For future reference, inane usage of generics involves using a generic on a method, not involving a parameterized class, where 1) the return type isn’t the generic type, and 2) the constraint isn’t new() or class.

If someone can think of a situation where this is actually useful, post a comment.

Also, another quick lesson. The developer did place PrintReport<ClientReport> in many places, but did you know that this wasn’t even necessary? With generic methods, you get generic inference. The compiler will determine the type for you. This  is very handy with LINQ. Without generic inference, you would have to write ugly methods like strings.Where<string>(s => s.StartsWith(“s”)).

I came across an interesting blog post today entitled, "C# generics make me sad..." by Matt Sheppard.

Matt has an issue with generic Lists, in that you can't easily convert from one to another even if one constraint is inherited from the other constraint.

List<String> sl = new List<String>();
List<Object> ol = new List<Object>();
ol = sl;

This will throw the error "Cannot implicitly convert type ‘System.Collections.Generic.List<string>’ to ‘System.Collections.Generic.List<object>’ ."

Matt then tries to cast sl to List<Object>. This fails too, as List<String> and List<Object> are two different classes. String may inherit from Object, but List<String> does not inherit from List<Object>.

One responder provided a link that goes into detail of why this doesn't work. However, the point of this post is to provide a simple solution to Matt's main gripe that "it would be nice to have a clean way to perform an explicit conversion rather than having to manually loop through..."

List<T> does have a method called ConvertAll, although you have to pass in a delegate.
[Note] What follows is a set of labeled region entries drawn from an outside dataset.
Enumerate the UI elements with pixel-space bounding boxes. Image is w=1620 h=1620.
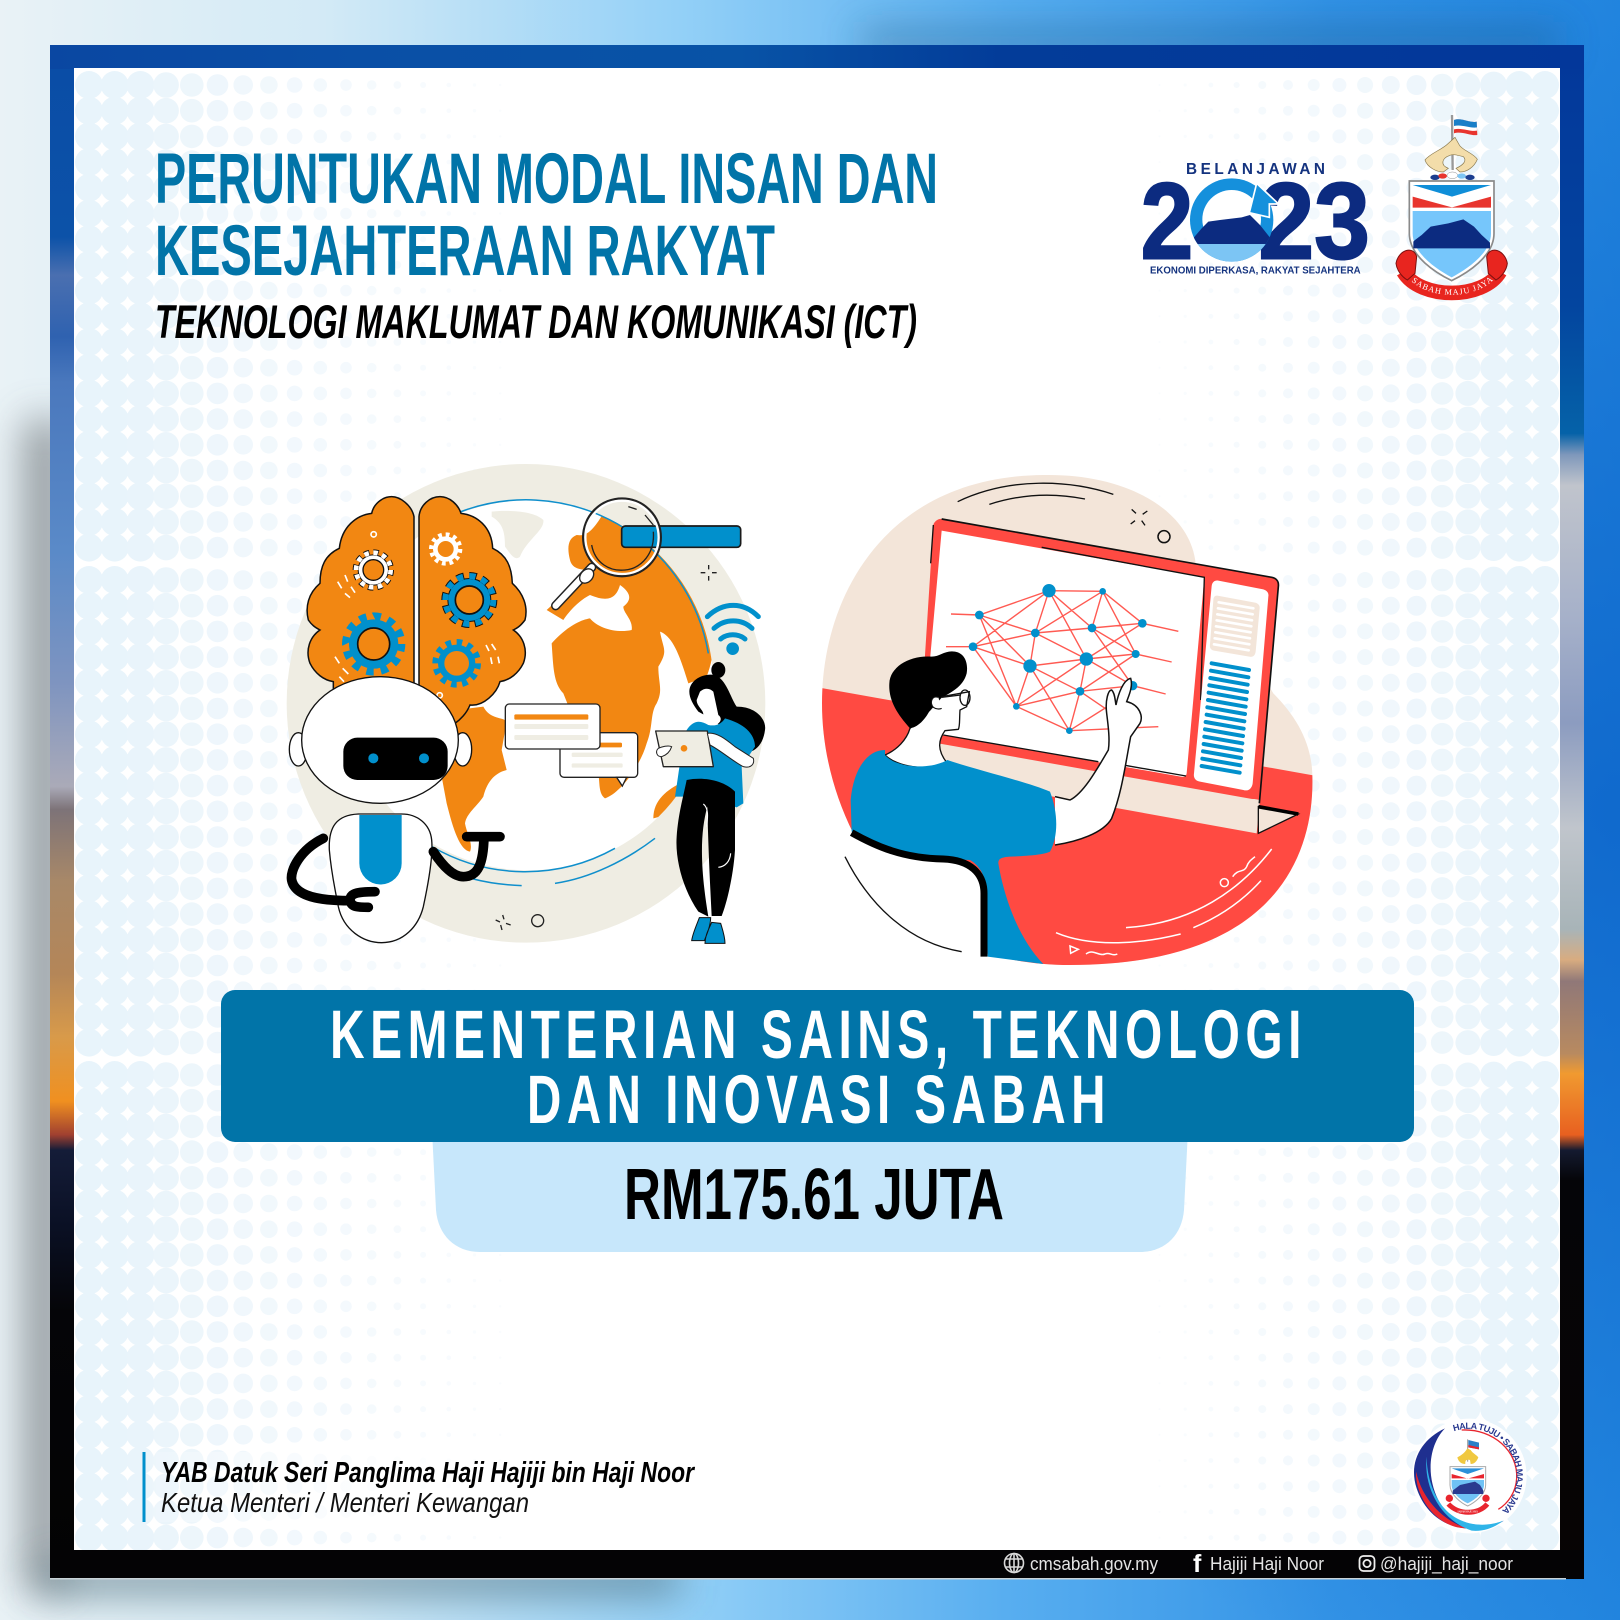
decorative lines top	[958, 483, 1147, 525]
footer social links	[1004, 1550, 1513, 1578]
beige circle background	[287, 464, 765, 943]
roundel logo: Hala Tuju: SABAH MAJU JAYA	[1457, 1510, 1478, 1513]
website: cmsabah.gov.my	[1030, 1554, 1158, 1574]
chief minister credit	[142, 1452, 695, 1522]
gears	[335, 532, 499, 698]
ministry banner	[221, 990, 1414, 1252]
robot	[289, 677, 500, 943]
logo: Belanjawan 2023: BELANJAWAN	[1186, 161, 1325, 178]
brain	[307, 497, 526, 723]
man	[851, 651, 1141, 964]
logo: Belanjawan 2023	[1141, 161, 1370, 283]
illustration: man touching neural network screen	[822, 475, 1312, 965]
logo: Belanjawan 2023: EKONOMI DIPERKASA, RAKYAT SEJAHTERA	[1150, 265, 1361, 276]
light blue amount tab	[432, 1130, 1188, 1252]
wifi icon	[707, 605, 758, 653]
instagram handle: @hajiji_haji_noor	[1380, 1554, 1513, 1575]
illustration: AI, robot and globe	[287, 464, 765, 943]
decorative white lines	[1056, 849, 1272, 955]
monitor	[920, 519, 1298, 833]
logo: Belanjawan 2023: 2	[1141, 162, 1193, 283]
chair	[842, 832, 985, 957]
icon: instagram	[1360, 1556, 1374, 1571]
subtitle: TEKNOLOGI MAKLUMAT DAN KOMUNIKASI (ICT)	[155, 295, 917, 348]
roundel logo: Hala Tuju: HALA TUJU • SABAH MAJU JAYA	[1452, 1422, 1523, 1513]
neural network	[946, 584, 1178, 734]
magnifying glass	[556, 499, 660, 606]
logo: Belanjawan 2023: 23	[1258, 162, 1370, 283]
backdrop blob	[822, 475, 1312, 965]
icon: facebook: f	[1193, 1550, 1202, 1578]
title: PERUNTUKAN MODAL INSAN DAN	[155, 140, 938, 219]
woman with tablet	[656, 662, 765, 943]
amount: RM175.61 JUTA	[624, 1155, 1004, 1235]
logo: Sabah coat of arms: SABAH MAJU JAYA	[1412, 278, 1494, 295]
globe	[386, 499, 712, 886]
title: KESEJAHTERAAN RAKYAT	[155, 212, 775, 291]
icon: globe	[1004, 1554, 1024, 1572]
chat bubbles	[505, 704, 638, 786]
sparkles and small circle	[496, 565, 717, 930]
chief minister credit: Ketua Menteri / Menteri Kewangan	[161, 1487, 529, 1518]
ministry banner: DAN INOVASI SABAH	[527, 1061, 1111, 1138]
roundel logo: Hala Tuju	[1412, 1418, 1526, 1534]
facebook name: Hajiji Haji Noor	[1210, 1554, 1324, 1574]
title	[155, 140, 938, 291]
blue band	[221, 990, 1414, 1142]
logo: Sabah coat of arms	[1396, 115, 1508, 300]
chief minister credit: YAB Datuk Seri Panglima Haji Hajiji bin Haji Noor	[161, 1457, 695, 1489]
search bar	[622, 526, 741, 547]
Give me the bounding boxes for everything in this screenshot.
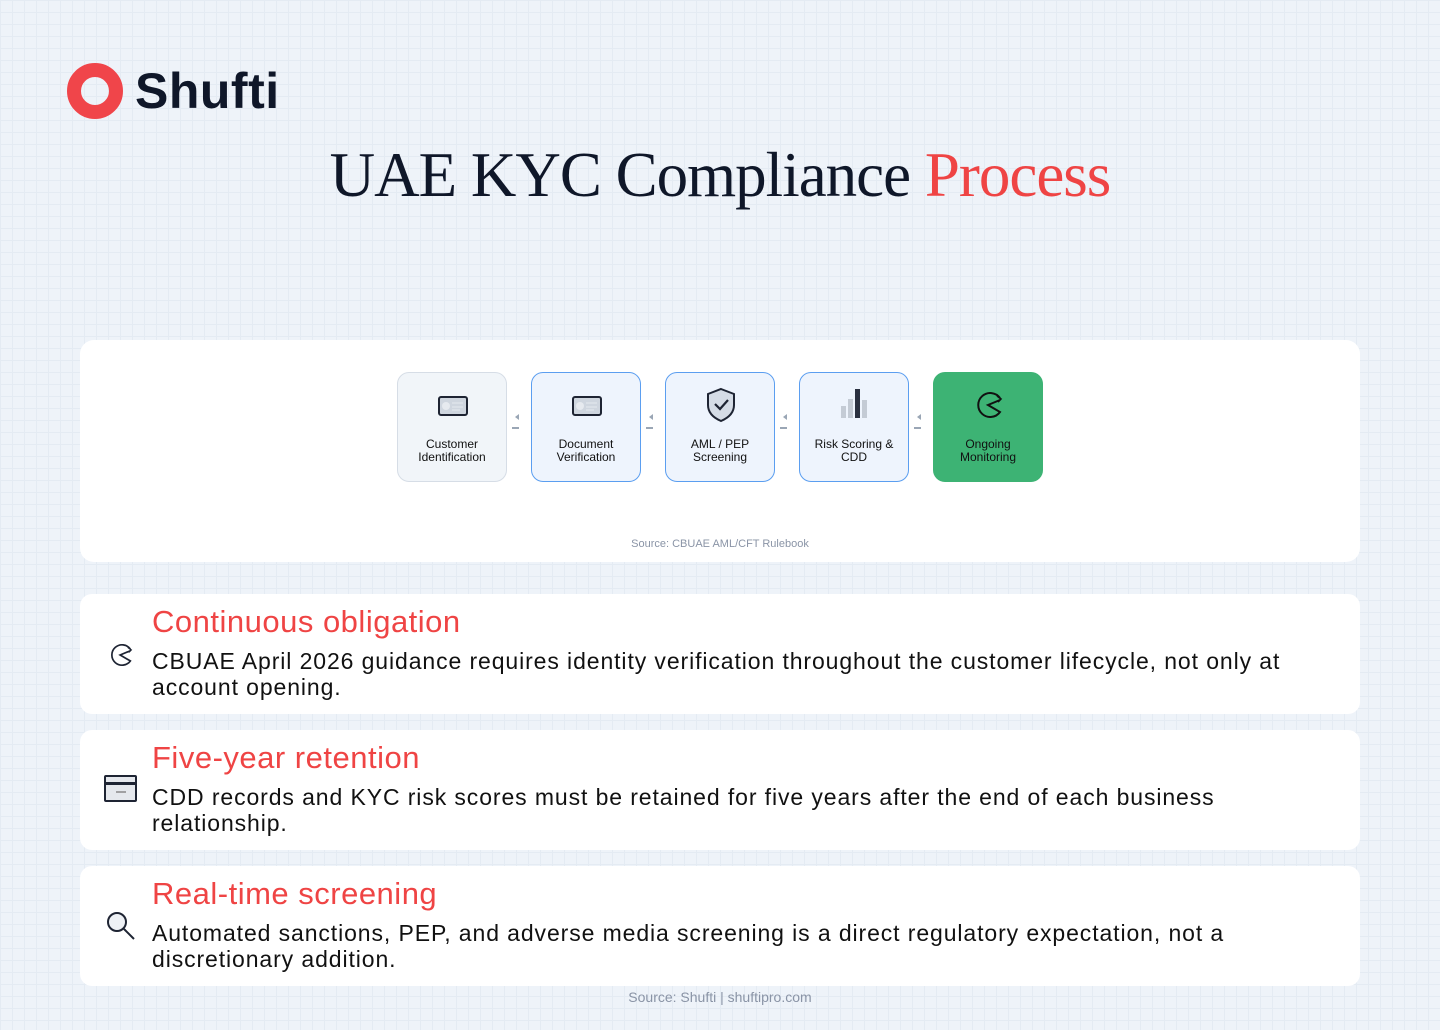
icon: archive [104,775,137,802]
icon: search [107,912,135,940]
card: five-year retention: CDD records and KYC risk scores must be retained for five years after the end of each business relationship. [152,784,1215,836]
step 1: Customer [426,437,478,451]
step 4 [799,372,909,482]
step 5 [933,372,1043,482]
card: continuous obligation: Continuous obligation [152,604,461,639]
footer source: Source: Shufti | shuftipro.com [628,989,812,1005]
step 2: Document [559,437,613,451]
step 1: Identification [418,450,486,464]
arrow 3 [780,414,787,429]
card: five-year retention: Five-year retention [152,740,420,775]
step 4: CDD [841,450,867,464]
panel: process flow [80,340,1360,562]
arrow 1 [512,414,519,429]
step 3: AML / PEP [691,437,749,451]
card: continuous obligation [80,594,1360,714]
step 2: Verification [557,450,615,464]
step 4: Risk Scoring & [815,437,893,451]
card: real-time screening [80,866,1360,986]
step 5: Ongoing [965,437,1011,451]
card: five-year retention [80,730,1360,850]
title: UAE KYC Compliance Process [330,140,1110,210]
step 3 [665,372,775,482]
step 2 [531,372,641,482]
logo: Shufti [135,63,280,119]
step 1 [397,372,507,482]
card: real-time screening: Automated sanctions, PEP, and adverse media screening is a direct regulatory expectation, not a discretionary addition. [152,920,1224,972]
logo [67,63,280,119]
arrow 2 [646,414,653,429]
card: continuous obligation: CBUAE April 2026 guidance requires identity verification throughout the customer lifecycle, not only at account opening. [152,648,1280,700]
source note: Source: CBUAE AML/CFT Rulebook [631,538,809,550]
card: real-time screening: Real-time screening [152,876,437,911]
step 3: Screening [693,450,747,464]
step 5: Monitoring [960,450,1016,464]
icon: monitoring [111,644,132,666]
arrow 4 [914,414,921,429]
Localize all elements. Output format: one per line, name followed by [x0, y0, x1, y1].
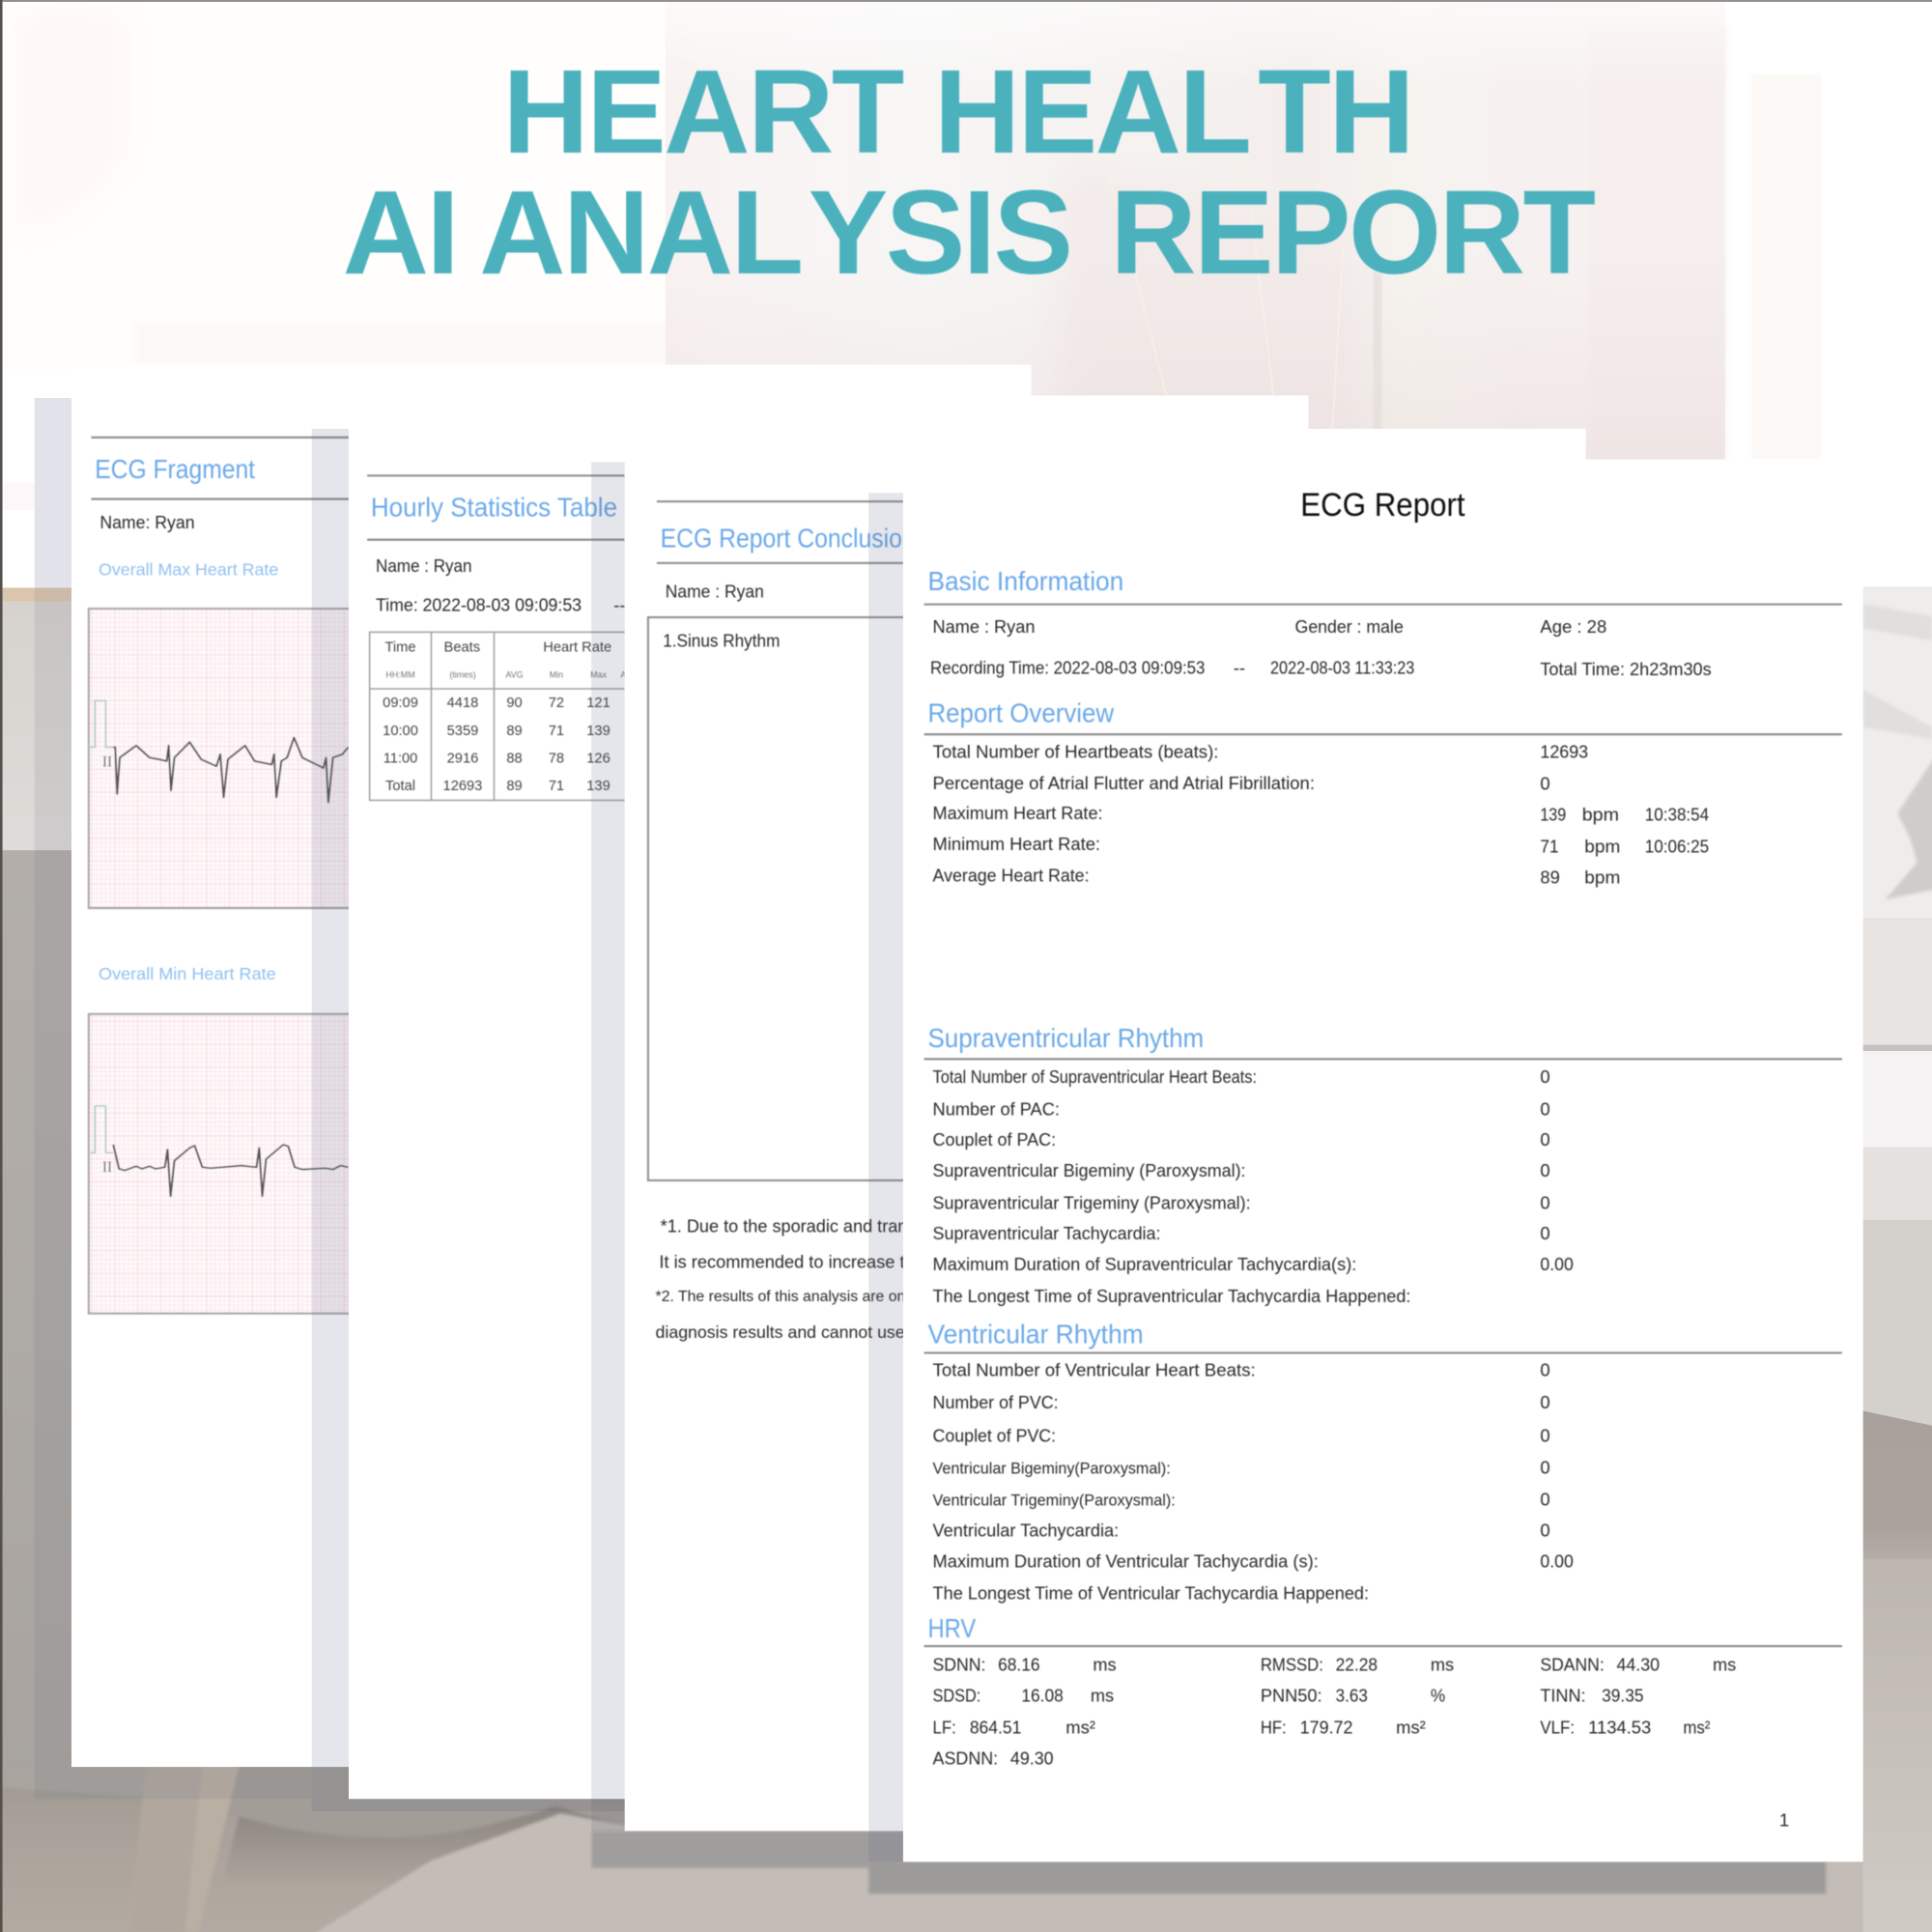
section: Basic Information: [924, 566, 1842, 679]
section: HRV: 3.63: [1336, 1685, 1368, 1705]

It makes for messy looking code, but it is the correct way to solve this problem.

ol = sl.ConvertAll<Object>(new Converter<String, Object>(delegate(String s)
{
      return s;
}));

There is another way to do this with other methods on List<T>. The methods aren't necessarily meant to convert one list to another but result in less mess.

ol.AddRange(sl.ToArray());

I would let either block pass a code review barring other cirumstances.